The day she died, Therese suggested we visit the nursing home to thank the staff. Agnes’ nondescript empty bed sat in a room with five others. Her closet and dresser overflowed with garments I’d never seen before.

“Is all this my mother’s?” I asked a nurse.

“No. We couldn’t stop her from taking other people’s clothes so we gave up and let her keep them.”

I thanked her for letting my mother make her own way across the universe.

Heads Up! Who Said Pot is Not Addictive?

Tricia Thack and I left our husbands in New Jersey and headed to Vermont soon after I returned from peace and love and LSD and pot at the Woodstock Music Festival in August 1969. I had a 2-year old son, she had an infant and toddler daughters, so together we rented a first floor 4-bedroom apartment in a 150-year old Victorian on the Villageth Green in Pittsfield. We drew close because we had a love for beer, pot and men. New Jersey friends up for ski weekends on nearby Killington mountain, and new friends from the places we worked in the resorts all flocked to our door for after-hours hoopla.

We reveled in breaking the chains of constraint that kept us from having fun. We were always broke. When our kids needed winter clothes I, having been taught by my mother, shoplifted from stores in Rutland. Tricia spent a lot of time on the phone begging her husband and parents for money. We waitressed, cleaned hotel rooms, babysat and tried to budget. But all our money went for booze and drugs and we had trouble holding onto jobs.

Once I drove 150 miles down to Boston to buy a kilo of marijuana in a carful of other amateur pot-buyers. We heard it came from Mexico by boat and was free from sticks and seeds, insuring a higher potency than what we’d been smoking. Somewhere in the supply chain the pot was dried, pressed into bricks and wrapped in plastic. I’d never bought pot in a brick – it was a get-rich-quick scheme dreamed up by the local ski-bum-Unknownpusher guaranteed to turn our $300 investment into a $1000 profit.

In the car we had a load of fresh-rolled joints and a case of Rolling Rock to fortify us for the 6-hour round trip. At our destination, I simply handed my cash to the leader of our pack, too stoned to get out of the car. We partied all the way back up Interstate 91.

I can’t remember when someone passed me my first joint – late teens? early 20’s? I don’t know where or when. Such is the nature of cannabis. You lose track. I saw God many times, in the consciousness-raising vapors arising from Joe Cocker, the Rolling Stones and The Doors. My foray into pot dealing withered on the vine though.
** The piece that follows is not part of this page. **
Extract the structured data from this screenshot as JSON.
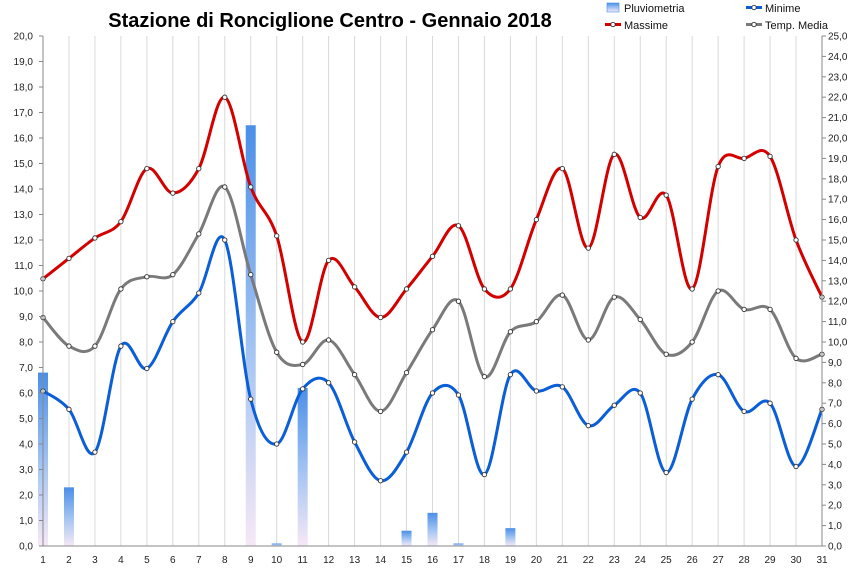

I smoked it all up, shared it with friends and strangers alike, unable to make any kind of clear-headed money transaction.

Tricia and I used to laugh that we ingested more drugs and alcohol in an hour than Wizard of Oz star Judy Garland did when she accidentally died that year after swallowing 10 sleeping pills and a few glasses of wine. The delusion of our invincibility propelled us to smoke more pot, drink more alcohol and swallow stronger drugs.

Against all odds I survived my addictions.  But pot? Man, it still calls my name in the night.